Parents and pupils will be notified by mail this week of new bus routes.
By MARY SMITH
VINDICATOR CORRESPONDENT
MINERAL RIDGE -- The Weathersfield school district gave the go-ahead for seven buses to start running again Monday to pick up any of the 700 to 750 pupils who have been without busing for the last nine months.
Superintendent Michael Hanshaw announced Wednesday that the buses will start rolling again, keeping a promise made by the board of education this summer in advance of a failed levy request that went on a special ballot Aug. 3. Now he's making good on a promise he made before this Tuesday's election that busing would resume if the district's school levy passed.
Voters approved the 5.5-mill emergency operating levy for five years to generate $538,168 annually.
This is the fourth time since May 2003 that the district has sought additional operating funds from the voters, after it learned in October 2002 that it would be losing $621,000 annually from RMI Titanium in personal tangible property taxes.
"We are very happy, very pleased that the community is very supportive of the schools," Hanshaw said.
Cut to state minimums
The district cut busing in January to state minimums, which only requires that pupils in kindergarten through eighth grade are bused. Busing turned into a major issue of contention at several school board meetings, which had to be moved from the school library to the high school cafeteria and frequently drew 250 parents who wanted busing restored.

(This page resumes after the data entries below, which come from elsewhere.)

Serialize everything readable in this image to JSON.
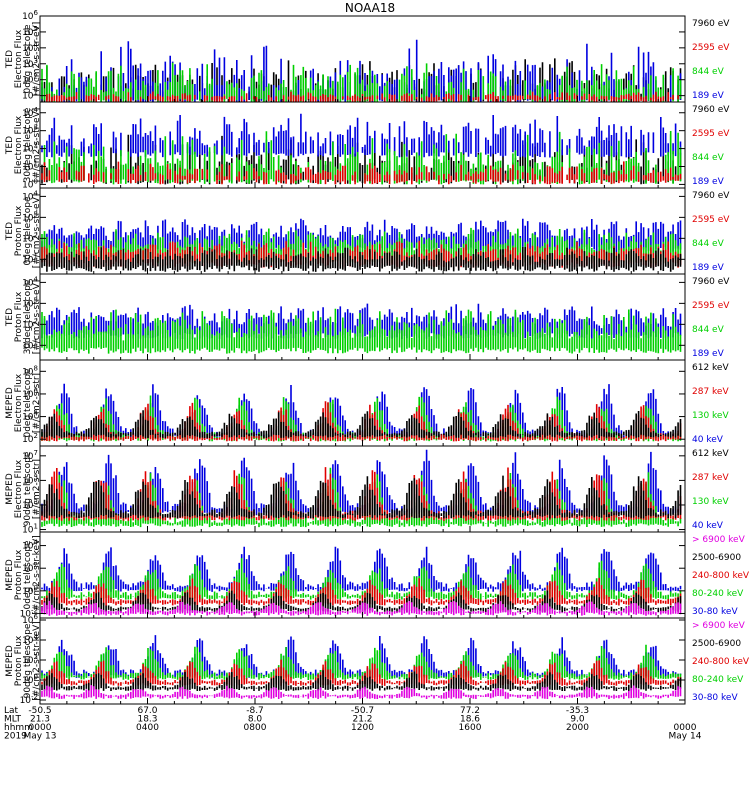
{
  "chart_data": {
    "type": "line",
    "title": "NOAA18",
    "x_ticks": {
      "lat": [
        "-50.5",
        "67.0",
        "-8.7",
        "-50.7",
        "77.2",
        "-35.3",
        ""
      ],
      "mlt": [
        "21.3",
        "18.3",
        "8.0",
        "21.2",
        "18.6",
        "9.0",
        ""
      ],
      "hhmm": [
        "0000",
        "0400",
        "0800",
        "1200",
        "1600",
        "2000",
        "0000"
      ],
      "date": [
        "May 13",
        "",
        "",
        "",
        "",
        "",
        "May 14"
      ]
    },
    "row_labels": {
      "lat": "Lat",
      "mlt": "MLT",
      "hhmm": "hhmm",
      "year": "2019"
    },
    "x_range_hours": [
      0,
      24
    ],
    "panels": [
      {
        "ylabel": [
          "TED",
          "Electron Flux",
          "0deg telescope",
          "[#/cm2-s-str-eV]"
        ],
        "yticks": [
          "10^1",
          "10^2",
          "10^3",
          "10^4",
          "10^5",
          "10^6"
        ],
        "y_log_range": [
          0.6,
          6
        ],
        "legend": [
          {
            "label": "7960 eV",
            "color": "#000000"
          },
          {
            "label": "2595 eV",
            "color": "#e00000"
          },
          {
            "label": "844 eV",
            "color": "#00d000"
          },
          {
            "label": "189 eV",
            "color": "#0000e0"
          }
        ],
        "series_order": [
          "7960 eV",
          "189 eV",
          "844 eV",
          "2595 eV"
        ],
        "base_log": [
          0.8,
          0.8,
          0.8,
          0.8
        ],
        "variability": [
          2.8,
          3.8,
          2.5,
          0.5
        ],
        "density": 0.12,
        "mode": "spiky"
      },
      {
        "ylabel": [
          "TED",
          "Electron Flux",
          "30deg telescope",
          "[#/cm2-s-str-eV]"
        ],
        "yticks": [
          "10^0",
          "10^1",
          "10^2",
          "10^3",
          "10^4"
        ],
        "y_log_range": [
          -0.2,
          4.6
        ],
        "legend": [
          {
            "label": "7960 eV",
            "color": "#000000"
          },
          {
            "label": "2595 eV",
            "color": "#e00000"
          },
          {
            "label": "844 eV",
            "color": "#00d000"
          },
          {
            "label": "189 eV",
            "color": "#0000e0"
          }
        ],
        "series_order": [
          "7960 eV",
          "189 eV",
          "844 eV",
          "2595 eV"
        ],
        "base_log": [
          0.3,
          1.8,
          0.3,
          0.3
        ],
        "variability": [
          2.6,
          2.4,
          3.0,
          1.0
        ],
        "density": 0.12,
        "mode": "spiky"
      },
      {
        "ylabel": [
          "TED",
          "Proton Flux",
          "0deg telescope",
          "[#/cm2-s-str-eV]"
        ],
        "yticks": [
          "10^1",
          "10^2",
          "10^3",
          "10^4"
        ],
        "y_log_range": [
          0.3,
          4.4
        ],
        "legend": [
          {
            "label": "7960 eV",
            "color": "#000000"
          },
          {
            "label": "2595 eV",
            "color": "#e00000"
          },
          {
            "label": "844 eV",
            "color": "#00d000"
          },
          {
            "label": "189 eV",
            "color": "#0000e0"
          }
        ],
        "series_order": [
          "189 eV",
          "844 eV",
          "2595 eV",
          "7960 eV"
        ],
        "base_log": [
          1.6,
          1.1,
          0.9,
          0.7
        ],
        "variability": [
          1.4,
          1.4,
          1.0,
          0.9
        ],
        "density": 0.75,
        "mode": "dense"
      },
      {
        "ylabel": [
          "TED",
          "Proton Flux",
          "30deg telescope",
          "[#/cm2-s-str-eV]"
        ],
        "yticks": [
          "10^1",
          "10^2",
          "10^3",
          "10^4"
        ],
        "y_log_range": [
          0.3,
          4.4
        ],
        "legend": [
          {
            "label": "7960 eV",
            "color": "#000000"
          },
          {
            "label": "2595 eV",
            "color": "#e00000"
          },
          {
            "label": "844 eV",
            "color": "#00d000"
          },
          {
            "label": "189 eV",
            "color": "#0000e0"
          }
        ],
        "series_order": [
          "189 eV",
          "844 eV"
        ],
        "base_log": [
          1.6,
          0.9
        ],
        "variability": [
          1.4,
          1.9
        ],
        "density": 0.75,
        "mode": "dense"
      },
      {
        "ylabel": [
          "MEPED",
          "Electron Flux",
          "0deg telescope",
          "[#/cm2-s-str]"
        ],
        "yticks": [
          "10^2",
          "10^4",
          "10^6",
          "10^8"
        ],
        "y_log_range": [
          1.4,
          9.0
        ],
        "legend": [
          {
            "label": "612 keV",
            "color": "#000000"
          },
          {
            "label": "287 keV",
            "color": "#e00000"
          },
          {
            "label": "130 keV",
            "color": "#00d000"
          },
          {
            "label": "40 keV",
            "color": "#0000e0"
          }
        ],
        "series_order": [
          "40 keV",
          "130 keV",
          "287 keV",
          "612 keV"
        ],
        "base_log": [
          2.3,
          2.1,
          2.1,
          2.4
        ],
        "variability": [
          4.5,
          3.5,
          3.0,
          2.0
        ],
        "density": 0.55,
        "mode": "peaks"
      },
      {
        "ylabel": [
          "MEPED",
          "Electron Flux",
          "90deg telescope",
          "[#/cm2-s-str]"
        ],
        "yticks": [
          "10^1",
          "10^3",
          "10^5",
          "10^7"
        ],
        "y_log_range": [
          0.8,
          7.8
        ],
        "legend": [
          {
            "label": "612 keV",
            "color": "#000000"
          },
          {
            "label": "287 keV",
            "color": "#e00000"
          },
          {
            "label": "130 keV",
            "color": "#00d000"
          },
          {
            "label": "40 keV",
            "color": "#0000e0"
          }
        ],
        "series_order": [
          "40 keV",
          "130 keV",
          "287 keV",
          "612 keV"
        ],
        "base_log": [
          2.5,
          1.5,
          2.0,
          2.2
        ],
        "variability": [
          4.5,
          4.0,
          3.8,
          3.0
        ],
        "density": 0.85,
        "mode": "peaks"
      },
      {
        "ylabel": [
          "MEPED",
          "Proton Flux",
          "0deg telescope",
          "[#/cm2-s-str-keV]"
        ],
        "yticks": [
          "10^-2",
          "10^0",
          "10^2",
          "10^4"
        ],
        "y_log_range": [
          -2.4,
          5.2
        ],
        "legend": [
          {
            "label": "> 6900 keV",
            "color": "#e000e0"
          },
          {
            "label": "2500-6900",
            "color": "#000000"
          },
          {
            "label": "240-800 keV",
            "color": "#e00000"
          },
          {
            "label": "80-240 keV",
            "color": "#00d000"
          },
          {
            "label": "30-80 keV",
            "color": "#0000e0"
          }
        ],
        "series_order": [
          "30-80 keV",
          "80-240 keV",
          "240-800 keV",
          "2500-6900",
          "> 6900 keV"
        ],
        "base_log": [
          0.2,
          -0.5,
          -1.0,
          -1.6,
          -1.9
        ],
        "variability": [
          3.8,
          3.0,
          2.0,
          1.5,
          1.0
        ],
        "density": 0.6,
        "mode": "peaks"
      },
      {
        "ylabel": [
          "MEPED",
          "Proton Flux",
          "90deg telescope",
          "[#/cm2-s-str-keV]"
        ],
        "yticks": [
          "10^-2",
          "10^0",
          "10^2",
          "10^4",
          "10^6"
        ],
        "y_log_range": [
          -2.4,
          6.2
        ],
        "legend": [
          {
            "label": "> 6900 keV",
            "color": "#e000e0"
          },
          {
            "label": "2500-6900",
            "color": "#000000"
          },
          {
            "label": "240-800 keV",
            "color": "#e00000"
          },
          {
            "label": "80-240 keV",
            "color": "#00d000"
          },
          {
            "label": "30-80 keV",
            "color": "#0000e0"
          }
        ],
        "series_order": [
          "30-80 keV",
          "80-240 keV",
          "240-800 keV",
          "2500-6900",
          "> 6900 keV"
        ],
        "base_log": [
          0.5,
          0.3,
          -0.3,
          -0.8,
          -1.6
        ],
        "variability": [
          3.8,
          3.0,
          2.2,
          1.6,
          1.0
        ],
        "density": 0.6,
        "mode": "peaks"
      }
    ]
  }
}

Of the district's 1,050 pupils, only 95 were outside the two-mile limit and were being bused since last January, according to figures provided by Ron Knight, transportation coordinator. Hanshaw said Knight estimates that 700 to 750 pupils will be re-boarding those buses Monday.
Parents and pupils will be notified by mail this week of what the new bus routes will be, what time they will be picked up and dropped off, and where their bus stop will be after a reorganization of routes ordered by Hanshaw.
One driver will be brought back from layoff, but the other three drivers, who had taken other nonteaching jobs in the schools, will have to go through a five-day bidding process through the union if they want to go back to being bus drivers. If not enough drivers bid for the jobs, someone new will have to be hired, the superintendent said.
Instead of nine buses, seven will be used. Hanshaw added that the district will save $33,901 on the new bus schedule structure for the school year.
Still on tight budget
Everything else in the district will remain on the tight budget the district has been maintaining since it was placed under state fiscal watch, Hanshaw said.
"We have to try to maintain our current staffing levels as they are now," he said. The district put a policy in place in the past two years that there be no new hiring if teachers retire or leave if positions can be filled from within. The result has been larger class sizes for some grade levels, and no new curriculum has been added or textbooks bought.
Hanhsaw also noted that an emergency levy for 4.8 mills, which comes up for renewal in November 2005, is also crucial to the district. He and treasurer Angela Lewis said the district does not expect to be removed from the fiscal watch imposed in March 2002 now that Tuesday's issue passed, because it also needs approval of the renewal, which generates $418,120 a year.